Alexander menatap mama dengan nyalang saat asisten rumah tangga itu membuka pintu. jelas dia terkejut, wajahnya tampak tegang. Bergantian menatapku dan mama yang masih berdiri di depan pintu.

"Ada tamu ma...." Alexander meletakkan piring yang dibawanya di atas nakas, lalu mendorong kursi roda mamanya untuk menatap kami. Rupanya Alexander sedang menyuapi mamanya tadi.

Seperti biasa tante Risa tak bergeming. Namun kali ini ekor matanya terus menatap mama. Meskipun beliau tak bicara namun matanya juga menyiratkan sebuah tanda tanya besar dan juga amarah. Akh mama, sebesar apa luka yang sudah mama torehkan pada keluarga Alexander? Sampai mereka memandang mama dengan cara seperti itu?

Aku hanya sebagai penoton dalam adegan ini. melihat dengan mata kepalaku sendiri mama berjalan mendekati Alexander dan tante Risa yang tak bergumam sedikitpun. Aku menunduk, mataku terasa panas. Tidak tahu apa yang aku pikirkan saat ini. Pria yang kucintai dan mama yang kusayangi terlihat tak baik-baik saja. mereka berdua terluka, dengan masalah yang sama dan alasan yang berbeda.

Aku yakin, jika Bukan karena Alexander adalah cowok yang kucintai, mungkin mama juga tidak akan datang kesini dan meminta maaf. Mungkin mama justru mengubur semuanya dan menganggap ini semua tak pernah terjadi. Namun aku tahu jika mama lakukan semua ini demi aku. Agar aku tak terus menerus membencinya dan mengutukinya sepanjang hidupku.

Mama mengusap air mataya yang sudah berlinang di pipi. Dengan perlahan dan sangat mengejutkan ia tiba-tiba saja bersimpuh di depan tante Risa dengan isakan yang tak bisa disenbunyikan.

"Maafkan saya mbak.....maafkan saya......" isak mama dalam tunduknya. "Saya salah mbak.....saya berdosa...." mama terus mengutuki dirinya sendiri.

Aku memalingkan wajah, tidak tega melihat kejadian ini. kedua wanita ini sama-sama terluka, dan kami anak-anak mereka juga terluka. Terluka karena keadaan dan masa lalu yang mereka ciptakan. Aku mengusap air mataku cepat sebelum akhirnya menatap Alexander yang ternyata sedang menatapku dengan mata berkaca-kaca.

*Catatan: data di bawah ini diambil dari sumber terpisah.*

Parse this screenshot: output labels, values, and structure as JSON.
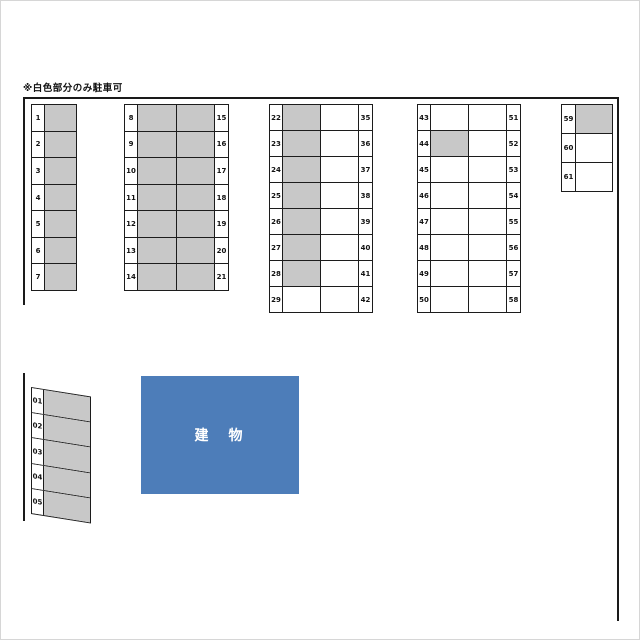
{
  "note": "※白色部分のみ駐車可",
  "building": {
    "label": "建　物"
  },
  "colors": {
    "occupied": "#c8c8c8",
    "available": "#ffffff",
    "building": "#4d7db9",
    "line": "#1a1a1a"
  },
  "blocks": [
    {
      "rows": [
        {
          "l": "1",
          "cells": [
            "g"
          ]
        },
        {
          "l": "2",
          "cells": [
            "g"
          ]
        },
        {
          "l": "3",
          "cells": [
            "g"
          ]
        },
        {
          "l": "4",
          "cells": [
            "g"
          ]
        },
        {
          "l": "5",
          "cells": [
            "g"
          ]
        },
        {
          "l": "6",
          "cells": [
            "g"
          ]
        },
        {
          "l": "7",
          "cells": [
            "g"
          ]
        }
      ]
    },
    {
      "rows": [
        {
          "l": "8",
          "cells": [
            "g",
            "g"
          ],
          "r": "15"
        },
        {
          "l": "9",
          "cells": [
            "g",
            "g"
          ],
          "r": "16"
        },
        {
          "l": "10",
          "cells": [
            "g",
            "g"
          ],
          "r": "17"
        },
        {
          "l": "11",
          "cells": [
            "g",
            "g"
          ],
          "r": "18"
        },
        {
          "l": "12",
          "cells": [
            "g",
            "g"
          ],
          "r": "19"
        },
        {
          "l": "13",
          "cells": [
            "g",
            "g"
          ],
          "r": "20"
        },
        {
          "l": "14",
          "cells": [
            "g",
            "g"
          ],
          "r": "21"
        }
      ]
    },
    {
      "rows": [
        {
          "l": "22",
          "cells": [
            "g",
            "w"
          ],
          "r": "35"
        },
        {
          "l": "23",
          "cells": [
            "g",
            "w"
          ],
          "r": "36"
        },
        {
          "l": "24",
          "cells": [
            "g",
            "w"
          ],
          "r": "37"
        },
        {
          "l": "25",
          "cells": [
            "g",
            "w"
          ],
          "r": "38"
        },
        {
          "l": "26",
          "cells": [
            "g",
            "w"
          ],
          "r": "39"
        },
        {
          "l": "27",
          "cells": [
            "g",
            "w"
          ],
          "r": "40"
        },
        {
          "l": "28",
          "cells": [
            "g",
            "w"
          ],
          "r": "41"
        },
        {
          "l": "29",
          "cells": [
            "w",
            "w"
          ],
          "r": "42"
        }
      ]
    },
    {
      "rows": [
        {
          "l": "43",
          "cells": [
            "w",
            "w"
          ],
          "r": "51"
        },
        {
          "l": "44",
          "cells": [
            "g",
            "w"
          ],
          "r": "52"
        },
        {
          "l": "45",
          "cells": [
            "w",
            "w"
          ],
          "r": "53"
        },
        {
          "l": "46",
          "cells": [
            "w",
            "w"
          ],
          "r": "54"
        },
        {
          "l": "47",
          "cells": [
            "w",
            "w"
          ],
          "r": "55"
        },
        {
          "l": "48",
          "cells": [
            "w",
            "w"
          ],
          "r": "56"
        },
        {
          "l": "49",
          "cells": [
            "w",
            "w"
          ],
          "r": "57"
        },
        {
          "l": "50",
          "cells": [
            "w",
            "w"
          ],
          "r": "58"
        }
      ]
    },
    {
      "rows": [
        {
          "l": "59",
          "cells": [
            "g"
          ]
        },
        {
          "l": "60",
          "cells": [
            "w"
          ]
        },
        {
          "l": "61",
          "cells": [
            "w"
          ]
        }
      ]
    },
    {
      "rows": [
        {
          "l": "01",
          "cells": [
            "g"
          ]
        },
        {
          "l": "02",
          "cells": [
            "g"
          ]
        },
        {
          "l": "03",
          "cells": [
            "g"
          ]
        },
        {
          "l": "04",
          "cells": [
            "g"
          ]
        },
        {
          "l": "05",
          "cells": [
            "g"
          ]
        }
      ]
    }
  ]
}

"Maafkan saya sudah membuat mbak seperti ini. maafkan masa lalu saya, maafkan anak saya. Maafkan keluarga saya....." kembali mama terisak dan semakin membuat hatiku remuk redam.

Angin sejuk yang melewati jendela bukan lagi hal yang menyenangkan saat ini. ruangan ini begitu sempit dan menyakitkan. Aku kembali menatap ketiga orang yang berada di depanku. Alexander yang berdiri di belakang mamanya dengan mata memerah menahan tangis, tante Risa, dan mama yang juga terus menangis. Semuanya bagai sebuah drama yang sedang kutonton dan berada di akhir episode.

Seorang wanita yang menyesal namun tak bisa mengembalikan semua seperti dulu, seorang wanita di atas kursi roda yang ingin bangkit dari duduknya dan menghajar wanita yang sudah merebut suaminya namun tak bisa ia lakukan karena keadaan, seorang anak laki-laki yang terluka batinnya karena masa lalu orangtuanya dan kehilangan kekasihnya. Semuanya lengkap, tersaji di depanku menjadi sebuah pemandangan yang memilukan.

Sedangkan aku?

Aku masih berfikir. Mungkin tidak semua pertemuan akan berakhir bahagia. Terkadang beberapa orang dipertemukan hanya untuk mengubah masa lalu, sebagai pelajaran dan sebagai perantara untuk hubungan lain yang lebih baik.